Custom Text Headings for Visualizations 📝

  • Feature: Descriptive titles for each visualization section to improve readability.
  • Implementation: add_text_heading method to add custom text headings to each visualization.

Structured Dataset Summary 🗂️

  • Feature: New Dataset Info sheet with a summary of the dataset, including name, format, number of rows and columns, description, and data link.
  • Implementation: add_dataset_info method to create a structured summary of the dataset.

Requirements 📦

To use SheetBuddy, ensure you have the following dependencies:

pandas==1.3.3
requests==2.26.0
openpyxl==3.0.9
tqdm==4.62.3
matplotlib==3.4.3
seaborn==0.11.2
scipy==1.7.1

Note 📝

This library is designed specifically for numerical data analysis. Ensure your datasets are primarily numerical to make the most of SheetBuddy's capabilities.

Enjoy the new features and improvements! 🎉

Python Version Requirements:

  • This version of SheetBuddy requires Python 3.7 or higher.

Upgrade now to leverage these powerful new features and make your data analysis even more insightful! 📈✨

Installation

You can install SheetBuddy using pip:

pip install sheetbuddy

or

pip install sheetbuddy==3.1.0

Check for the lastest version

pip install sheetbuddy --upgrade

Usage

Example 1: Generating an EDA and Datasummary Report from a CSV File.
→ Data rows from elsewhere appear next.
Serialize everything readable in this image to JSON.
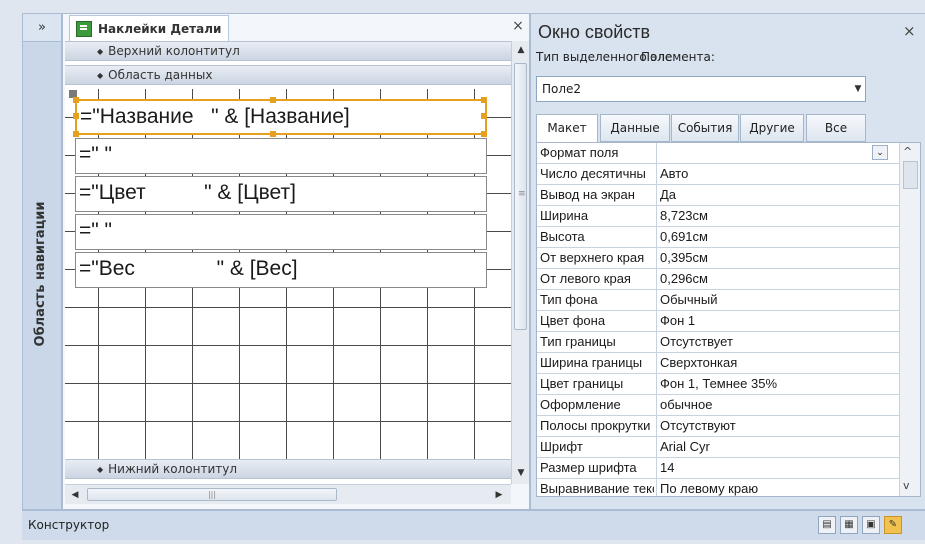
{
  "navigation_pane": {
    "toggle": "»",
    "title": "Область навигации"
  },
  "design_view": {
    "tab_title": "Наклейки Детали",
    "close": "×",
    "bands": {
      "page_header": "Верхний колонтитул",
      "detail": "Область данных",
      "page_footer": "Нижний колонтитул"
    },
    "fields": [
      "=\"Название   \" & [Название]",
      "=\" \"",
      "=\"Цвет          \" & [Цвет]",
      "=\" \"",
      "=\"Вес              \" & [Вес]"
    ],
    "scroll": {
      "up": "▲",
      "down": "▼",
      "left": "◀",
      "right": "▶",
      "grip": "≡",
      "h_grip": "|||"
    }
  },
  "property_sheet": {
    "title": "Окно свойств",
    "close": "×",
    "selection_type_label": "Тип выделенного элемента:",
    "selection_type_value": "Поле",
    "selected_control": "Поле2",
    "tabs": [
      "Макет",
      "Данные",
      "События",
      "Другие",
      "Все"
    ],
    "active_tab": "Макет",
    "properties": [
      {
        "name": "Формат поля",
        "value": ""
      },
      {
        "name": "Число десятичны",
        "value": "Авто"
      },
      {
        "name": "Вывод на экран",
        "value": "Да"
      },
      {
        "name": "Ширина",
        "value": "8,723см"
      },
      {
        "name": "Высота",
        "value": "0,691см"
      },
      {
        "name": "От верхнего края",
        "value": "0,395см"
      },
      {
        "name": "От левого края",
        "value": "0,296см"
      },
      {
        "name": "Тип фона",
        "value": "Обычный"
      },
      {
        "name": "Цвет фона",
        "value": "Фон 1"
      },
      {
        "name": "Тип границы",
        "value": "Отсутствует"
      },
      {
        "name": "Ширина границы",
        "value": "Сверхтонкая"
      },
      {
        "name": "Цвет границы",
        "value": "Фон 1, Темнее 35%"
      },
      {
        "name": "Оформление",
        "value": "обычное"
      },
      {
        "name": "Полосы прокрутки",
        "value": "Отсутствуют"
      },
      {
        "name": "Шрифт",
        "value": "Arial Cyr"
      },
      {
        "name": "Размер шрифта",
        "value": "14"
      },
      {
        "name": "Выравнивание текста",
        "value": "По левому краю"
      }
    ],
    "dropdown_glyph": "⌄",
    "scroll_up": "^",
    "scroll_down": "v"
  },
  "status_bar": {
    "text": "Конструктор",
    "view_buttons": [
      "▤",
      "▦",
      "▣",
      "✎"
    ]
  },
  "colors": {
    "selection_outline": "#e6a020",
    "panel_bg": "#d9e3ef",
    "nav_bg": "#c9d7e8"
  }
}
from sheetbuddy import SheetBuddy 

file_path_or_url = 'https://people.sc.fsu.edu/~jburkardt/data/csv/airtravel.csv'
output_file_name = 'datasummary_report.xlsx'

sb = SheetBuddy(file_path_or_url)
sb.generate_eda_report(output_file_name)

Example 2: Generating an Datasummary & EDA Report from a Local JSON File.

from sheetbuddy import SheetBuddy

file_path = 'path/to/your/data.json'
output_file_name = 'enter_your_desired_name.xlsx'

sb = SheetBuddy(file_path)
sb.generate_eda_report(output_file_name)

Example 3: Generating an Datasummary & EDA Report from a Local CSV File.

from sheetbuddy import SheetBuddy

filename = 'your_local_path.csv'
outputfile = 'enter_your_desired_name.xlsx'

sb = SheetBuddy(filename)
sb.generate_eda_report(outputfile)

How It Works:

1.Data Loading: SheetBuddy loads data from the specified source (CSV, JSON, or API).

2.Data Analysis: It performs various data analyses, including summary statistics, null values analysis, and column descriptions.

3.Report Generation: The results are compiled into an Excel file with conditional formatting and styling for easy interpretation.

Contributing:

Contributions are welcome! If you have any suggestions, bug reports, or feature requests, please open an issue or submit a pull request on GitHub.

License:

SheetBuddy is licensed under the MIT License. See the LICENSE file for more details.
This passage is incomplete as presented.